Published: 2023/12/19

Updated 21/08/2025

11 min read

According to a 2025 McKinsey survey, 92% of employees in media and entertainment believe GenAI will have a net benefit in the next 5 years. Meanwhile, Google reconfirms that AI investments remain a top priority for the rest of 2025 and beyond.  Reliance on large language model (LLM) technology is becoming more common across many industries, but it often comes with many different examples of hallucination associated with it. What are LLM hallucinations, what causes them and how can their effects be mitigated in LLMs leveraged by a variety of industries?

With the rise in popularity of ChatGPT, Bing, Bard and other AI-based tools in the last two years is it really that surprising that many industries have seen a marked uptick in generative AI development?

Chief among these is the introduction of LLMs, which makes it easier for many organizations to quickly reap the benefits of AI thanks to technologies like LangChain or approaches like soft prompting – just look at some of these AI in healthcare examples.

However, before they get ahead of themselves, organizations need to remember a very apt saying for the times they find themselves in – “everyone makes mistakes.”

AI is a powerful tool after all, but it is not perfect. Therefore, organizations need to take this into account before they begin any kind of LLM Implementation, whether it be for design creation, content generation or some other task. These mistakes are known as LLM hallucinations, but what does this mean exactly, and what are some possible examples of, and fixes for, this problem?

LLM hallucination – definition

An LLM hallucination refers to anything that a program like ChatGPT, Bing, Bard or others generate that is otherwise nonsensical or detached from reality. These hallucinations occur due to faulty data being present in the LLM’s training material or in the library it is drawing from.

The following section will dive more into the causes of these hallucinations, however, the problem here for organizations should be self-evident. Any examples of LLM hallucinations could lead to a bias within the AI system itself, or false information being presented as factual.

Worse, these hallucinations can even cause LLMs to produce discriminatory content from mundane prompts.
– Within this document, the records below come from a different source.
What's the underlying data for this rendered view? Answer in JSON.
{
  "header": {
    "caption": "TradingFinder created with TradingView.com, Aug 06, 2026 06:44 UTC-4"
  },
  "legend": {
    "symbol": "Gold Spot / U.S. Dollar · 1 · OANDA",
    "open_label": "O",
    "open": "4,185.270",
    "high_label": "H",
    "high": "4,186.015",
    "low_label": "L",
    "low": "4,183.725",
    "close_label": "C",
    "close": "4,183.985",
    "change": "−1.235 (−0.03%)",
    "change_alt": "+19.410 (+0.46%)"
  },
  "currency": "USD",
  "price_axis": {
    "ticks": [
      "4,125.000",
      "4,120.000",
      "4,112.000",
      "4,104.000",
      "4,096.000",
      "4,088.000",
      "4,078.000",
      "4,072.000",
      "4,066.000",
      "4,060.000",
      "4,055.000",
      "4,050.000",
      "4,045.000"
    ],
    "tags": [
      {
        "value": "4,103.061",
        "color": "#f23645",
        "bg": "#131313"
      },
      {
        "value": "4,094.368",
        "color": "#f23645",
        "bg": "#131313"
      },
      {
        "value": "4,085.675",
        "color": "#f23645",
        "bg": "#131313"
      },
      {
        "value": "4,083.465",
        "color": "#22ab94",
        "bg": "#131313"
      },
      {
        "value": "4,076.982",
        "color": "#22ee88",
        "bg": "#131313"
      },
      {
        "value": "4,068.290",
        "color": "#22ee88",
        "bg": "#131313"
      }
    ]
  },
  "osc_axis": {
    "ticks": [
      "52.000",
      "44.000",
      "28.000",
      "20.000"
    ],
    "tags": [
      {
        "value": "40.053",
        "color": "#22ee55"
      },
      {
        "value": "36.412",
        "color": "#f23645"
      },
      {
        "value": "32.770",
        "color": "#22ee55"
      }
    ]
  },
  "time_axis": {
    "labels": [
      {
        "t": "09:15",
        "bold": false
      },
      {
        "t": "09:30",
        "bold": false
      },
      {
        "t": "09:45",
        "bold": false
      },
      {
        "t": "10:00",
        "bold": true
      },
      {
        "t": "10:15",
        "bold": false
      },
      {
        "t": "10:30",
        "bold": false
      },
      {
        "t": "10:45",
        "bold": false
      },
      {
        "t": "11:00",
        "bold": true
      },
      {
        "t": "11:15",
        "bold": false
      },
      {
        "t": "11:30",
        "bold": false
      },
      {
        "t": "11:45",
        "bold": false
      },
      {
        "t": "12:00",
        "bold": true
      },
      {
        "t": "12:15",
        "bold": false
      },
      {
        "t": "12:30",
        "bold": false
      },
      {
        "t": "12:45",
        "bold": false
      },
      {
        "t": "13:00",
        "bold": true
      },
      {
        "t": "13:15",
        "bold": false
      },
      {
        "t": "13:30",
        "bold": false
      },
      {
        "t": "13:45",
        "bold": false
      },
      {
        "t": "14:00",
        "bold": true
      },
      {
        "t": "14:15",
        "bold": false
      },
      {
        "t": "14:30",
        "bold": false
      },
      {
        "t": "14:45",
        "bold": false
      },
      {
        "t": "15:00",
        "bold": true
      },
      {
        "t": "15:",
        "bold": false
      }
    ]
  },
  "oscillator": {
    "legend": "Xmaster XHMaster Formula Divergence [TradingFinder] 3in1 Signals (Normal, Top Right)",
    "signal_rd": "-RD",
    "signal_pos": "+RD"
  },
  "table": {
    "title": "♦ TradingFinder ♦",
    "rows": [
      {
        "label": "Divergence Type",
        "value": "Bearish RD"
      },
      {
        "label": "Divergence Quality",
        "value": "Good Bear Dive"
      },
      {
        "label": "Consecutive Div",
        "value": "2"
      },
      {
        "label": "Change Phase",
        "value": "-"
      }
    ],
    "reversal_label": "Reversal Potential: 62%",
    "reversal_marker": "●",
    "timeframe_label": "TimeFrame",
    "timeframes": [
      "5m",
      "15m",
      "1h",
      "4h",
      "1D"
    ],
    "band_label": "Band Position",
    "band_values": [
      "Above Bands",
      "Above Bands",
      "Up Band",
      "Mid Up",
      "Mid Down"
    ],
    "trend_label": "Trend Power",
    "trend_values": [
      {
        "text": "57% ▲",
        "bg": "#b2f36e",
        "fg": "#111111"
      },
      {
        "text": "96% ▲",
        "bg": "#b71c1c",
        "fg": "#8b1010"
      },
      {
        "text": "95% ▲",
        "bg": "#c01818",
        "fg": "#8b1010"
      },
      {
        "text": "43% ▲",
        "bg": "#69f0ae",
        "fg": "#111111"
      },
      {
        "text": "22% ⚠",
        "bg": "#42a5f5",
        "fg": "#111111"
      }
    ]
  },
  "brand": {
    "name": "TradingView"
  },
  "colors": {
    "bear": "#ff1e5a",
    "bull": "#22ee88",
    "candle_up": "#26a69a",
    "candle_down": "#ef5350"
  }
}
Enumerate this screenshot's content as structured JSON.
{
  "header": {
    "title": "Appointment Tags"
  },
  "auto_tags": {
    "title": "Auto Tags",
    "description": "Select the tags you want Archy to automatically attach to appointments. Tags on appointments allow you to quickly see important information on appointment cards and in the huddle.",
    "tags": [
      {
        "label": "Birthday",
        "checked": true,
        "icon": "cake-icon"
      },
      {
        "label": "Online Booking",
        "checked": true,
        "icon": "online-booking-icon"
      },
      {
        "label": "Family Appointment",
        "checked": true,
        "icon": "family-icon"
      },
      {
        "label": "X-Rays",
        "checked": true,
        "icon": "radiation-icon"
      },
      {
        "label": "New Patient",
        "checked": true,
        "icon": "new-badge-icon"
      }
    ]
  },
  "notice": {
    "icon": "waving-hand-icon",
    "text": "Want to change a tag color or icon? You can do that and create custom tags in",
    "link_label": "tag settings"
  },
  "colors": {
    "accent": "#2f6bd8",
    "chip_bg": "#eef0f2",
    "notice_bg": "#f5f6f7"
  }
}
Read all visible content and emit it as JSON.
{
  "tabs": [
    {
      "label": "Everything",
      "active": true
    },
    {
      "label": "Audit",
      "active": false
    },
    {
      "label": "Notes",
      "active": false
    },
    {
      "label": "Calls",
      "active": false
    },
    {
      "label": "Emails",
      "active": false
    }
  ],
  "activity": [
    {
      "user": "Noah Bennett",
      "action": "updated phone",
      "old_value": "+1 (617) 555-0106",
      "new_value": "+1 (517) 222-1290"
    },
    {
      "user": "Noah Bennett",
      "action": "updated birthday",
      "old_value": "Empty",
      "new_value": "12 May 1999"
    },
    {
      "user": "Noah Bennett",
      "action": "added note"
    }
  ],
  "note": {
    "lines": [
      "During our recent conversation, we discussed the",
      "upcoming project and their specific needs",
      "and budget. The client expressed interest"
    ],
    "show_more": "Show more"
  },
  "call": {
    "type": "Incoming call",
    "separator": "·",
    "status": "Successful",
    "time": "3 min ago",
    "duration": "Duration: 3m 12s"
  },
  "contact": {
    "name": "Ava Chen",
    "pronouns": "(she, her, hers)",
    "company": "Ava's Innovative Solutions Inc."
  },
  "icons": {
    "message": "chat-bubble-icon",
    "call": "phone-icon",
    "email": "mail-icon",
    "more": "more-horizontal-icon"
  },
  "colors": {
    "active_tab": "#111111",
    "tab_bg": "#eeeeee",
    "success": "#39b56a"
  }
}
The question is then – what exactly causes LLM hallucinations?

Causes of LLM hallucinations

Of course, it is important to note that the technology behind ChatGPT, Bing and Bard continues to evolve and, as such, more causes for hallucinations may be found as time goes on, but for now this article highlights five common examples of LLM hallucination below:

  • Source-reference divergence – appears when an AI system is allowed to gather data for itself with minimal human intervention, enabling it to draw the wrong conclusion from the data it collects,
  • Exploitation through jailbreak prompts – occurs when individuals manipulate flaws in AI systems’ reasoning methodologies to produce outputs that are either unexpected or go way beyond the program’s intended use,
  • Reliance on incomplete or contradictory datasets – happens due to the initial dataset the system is trained on containing incomplete, contradictory or outright false information, which leads to confusing or inaccurate outputs being produced by the LLM,
  • Overfitting and lack of novelty – appears when the system produces outputs almost identical to the information it was trained on, while being unable to produce any answers outside what it already knows through its own reasoning,
  • Guesswork from vague prompt inputs – occurs due to insufficient information being provided by the user, causing the system to fill in the gaps by itself, leading to outputs that are inaccurate or nonsensical.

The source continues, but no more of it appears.